The Chinese Director-General of the UN’s International Communications Union is proposing a new internet protocol idea for the world, which will be built by Chinese firms such as Huawei and entrench a system of top-down supervision and enforcement by the government. In other words, it would come closer to replicating the way the internet works inside China.
And if the Great Barrier Reef is formally ruled as being “in danger” by the World Heritage Committee next month, at Beijing’s behest, then it will widely be seen as an instance of China weaponising what ought to be an apolitical institution based on science and guided by expert — and not political — assessments.
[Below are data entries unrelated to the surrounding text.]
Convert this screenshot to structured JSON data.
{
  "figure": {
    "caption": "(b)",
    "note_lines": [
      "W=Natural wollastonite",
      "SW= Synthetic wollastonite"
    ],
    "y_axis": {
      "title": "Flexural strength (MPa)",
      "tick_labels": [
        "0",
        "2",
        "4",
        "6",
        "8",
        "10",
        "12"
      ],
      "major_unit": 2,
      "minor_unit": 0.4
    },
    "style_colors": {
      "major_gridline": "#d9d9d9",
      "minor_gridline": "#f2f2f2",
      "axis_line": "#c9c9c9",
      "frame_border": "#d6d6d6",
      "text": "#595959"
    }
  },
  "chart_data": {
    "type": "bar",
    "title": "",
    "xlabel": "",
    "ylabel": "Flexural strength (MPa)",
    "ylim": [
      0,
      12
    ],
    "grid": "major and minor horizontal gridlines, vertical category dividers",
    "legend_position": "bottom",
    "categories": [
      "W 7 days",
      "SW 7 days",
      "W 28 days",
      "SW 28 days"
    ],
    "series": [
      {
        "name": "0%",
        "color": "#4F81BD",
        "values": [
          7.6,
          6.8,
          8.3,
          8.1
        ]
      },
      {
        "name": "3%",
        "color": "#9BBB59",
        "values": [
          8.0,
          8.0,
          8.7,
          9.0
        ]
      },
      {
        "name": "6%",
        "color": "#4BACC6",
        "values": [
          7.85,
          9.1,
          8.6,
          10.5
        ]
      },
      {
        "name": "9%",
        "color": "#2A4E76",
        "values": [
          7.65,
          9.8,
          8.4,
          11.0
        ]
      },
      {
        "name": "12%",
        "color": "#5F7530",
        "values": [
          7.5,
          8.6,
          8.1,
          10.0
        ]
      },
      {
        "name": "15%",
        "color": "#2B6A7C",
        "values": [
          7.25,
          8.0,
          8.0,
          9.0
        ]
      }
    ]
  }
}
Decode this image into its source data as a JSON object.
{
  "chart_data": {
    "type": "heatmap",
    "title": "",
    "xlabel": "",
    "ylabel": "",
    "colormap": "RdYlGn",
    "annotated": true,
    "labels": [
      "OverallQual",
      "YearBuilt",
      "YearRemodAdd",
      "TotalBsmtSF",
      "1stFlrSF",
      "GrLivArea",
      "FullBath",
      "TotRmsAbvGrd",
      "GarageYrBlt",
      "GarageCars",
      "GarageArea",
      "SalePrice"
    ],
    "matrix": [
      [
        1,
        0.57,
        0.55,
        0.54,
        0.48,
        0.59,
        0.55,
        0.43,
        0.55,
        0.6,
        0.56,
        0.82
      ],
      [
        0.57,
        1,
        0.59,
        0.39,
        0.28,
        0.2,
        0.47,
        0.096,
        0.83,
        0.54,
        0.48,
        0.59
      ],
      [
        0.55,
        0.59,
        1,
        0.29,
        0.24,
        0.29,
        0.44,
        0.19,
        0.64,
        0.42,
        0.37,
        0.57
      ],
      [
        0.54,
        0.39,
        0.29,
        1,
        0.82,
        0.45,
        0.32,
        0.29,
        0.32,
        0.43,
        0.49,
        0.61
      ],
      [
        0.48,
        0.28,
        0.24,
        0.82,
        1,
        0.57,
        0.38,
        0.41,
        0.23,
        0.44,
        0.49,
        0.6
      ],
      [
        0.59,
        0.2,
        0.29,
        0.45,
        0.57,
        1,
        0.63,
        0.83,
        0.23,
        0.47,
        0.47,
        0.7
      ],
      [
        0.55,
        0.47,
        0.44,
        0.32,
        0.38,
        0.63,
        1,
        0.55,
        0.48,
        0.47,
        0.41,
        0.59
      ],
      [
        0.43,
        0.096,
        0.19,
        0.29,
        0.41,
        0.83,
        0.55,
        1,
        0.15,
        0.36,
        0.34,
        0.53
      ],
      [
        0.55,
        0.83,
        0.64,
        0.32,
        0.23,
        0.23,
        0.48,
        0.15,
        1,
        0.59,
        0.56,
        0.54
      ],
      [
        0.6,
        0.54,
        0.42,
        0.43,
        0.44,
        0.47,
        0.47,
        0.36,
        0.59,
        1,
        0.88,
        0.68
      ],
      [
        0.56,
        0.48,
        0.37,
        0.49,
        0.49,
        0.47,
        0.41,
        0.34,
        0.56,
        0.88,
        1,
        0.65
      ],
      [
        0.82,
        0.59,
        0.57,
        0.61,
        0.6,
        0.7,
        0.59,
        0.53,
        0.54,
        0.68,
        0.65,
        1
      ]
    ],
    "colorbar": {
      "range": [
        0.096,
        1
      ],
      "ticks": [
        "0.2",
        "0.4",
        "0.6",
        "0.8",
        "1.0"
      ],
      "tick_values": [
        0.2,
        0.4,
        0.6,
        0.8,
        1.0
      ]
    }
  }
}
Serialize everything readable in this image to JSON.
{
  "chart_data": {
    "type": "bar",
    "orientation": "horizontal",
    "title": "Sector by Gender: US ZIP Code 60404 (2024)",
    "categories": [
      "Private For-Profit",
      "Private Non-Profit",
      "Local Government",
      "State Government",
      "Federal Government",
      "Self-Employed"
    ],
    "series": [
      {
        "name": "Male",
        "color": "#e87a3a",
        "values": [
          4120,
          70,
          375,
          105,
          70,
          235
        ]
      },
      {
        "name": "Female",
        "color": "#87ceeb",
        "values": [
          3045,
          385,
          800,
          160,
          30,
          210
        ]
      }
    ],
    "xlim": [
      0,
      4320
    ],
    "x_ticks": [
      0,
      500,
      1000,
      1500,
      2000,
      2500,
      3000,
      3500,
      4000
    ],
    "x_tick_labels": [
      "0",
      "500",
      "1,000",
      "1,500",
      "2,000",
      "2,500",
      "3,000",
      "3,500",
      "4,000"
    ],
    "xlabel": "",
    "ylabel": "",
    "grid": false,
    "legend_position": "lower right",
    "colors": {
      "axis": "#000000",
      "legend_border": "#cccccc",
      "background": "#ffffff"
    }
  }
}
To be clear, the worry is not the personal competency of Chinese officials, many of whom are eminently qualified. And it is not as if all officials from liberal democracies in these organisations are exemplary. In addition to the authoritarian value system that Chinese candidates owe allegiance to, the difference is that there are limits on the extent to which democratic leaders can politicise and weaponise technical and expert global bodies. Elected leaders could try but would encounter serious domestic and external resistance immediately.
In contrast, the leadership of the Chinese Communist Party is under no such constraints. Many Chinese actions in these bodies are neither subversive nor insincere. But Beijing is always driven by political purpose. It believes using any means to undermine or attack liberal values and institutions, or else using global bodies to punish upstarts such as Australia, is an important extension of Chinese comprehensive national power and legitimate statecraft.
By Beijing’s own power index, America is still far ahead when it comes to impact and influence in international institutions, even if the possible “in danger” listing of the Barrier Reef is an indication of rising Chinese clout.
The Trump administration was the first to truly take competition with China seriously but weakened its advantage by retreating from many international institutions that China was seeking to extend its authority within. It was only in the second half of Donald Trump’s presidency that specific plans were being considered to reverse that error.
In accepting the reality that comprehensive competition is necessary and occurring, one hopes the Biden administration will not make the same mistake.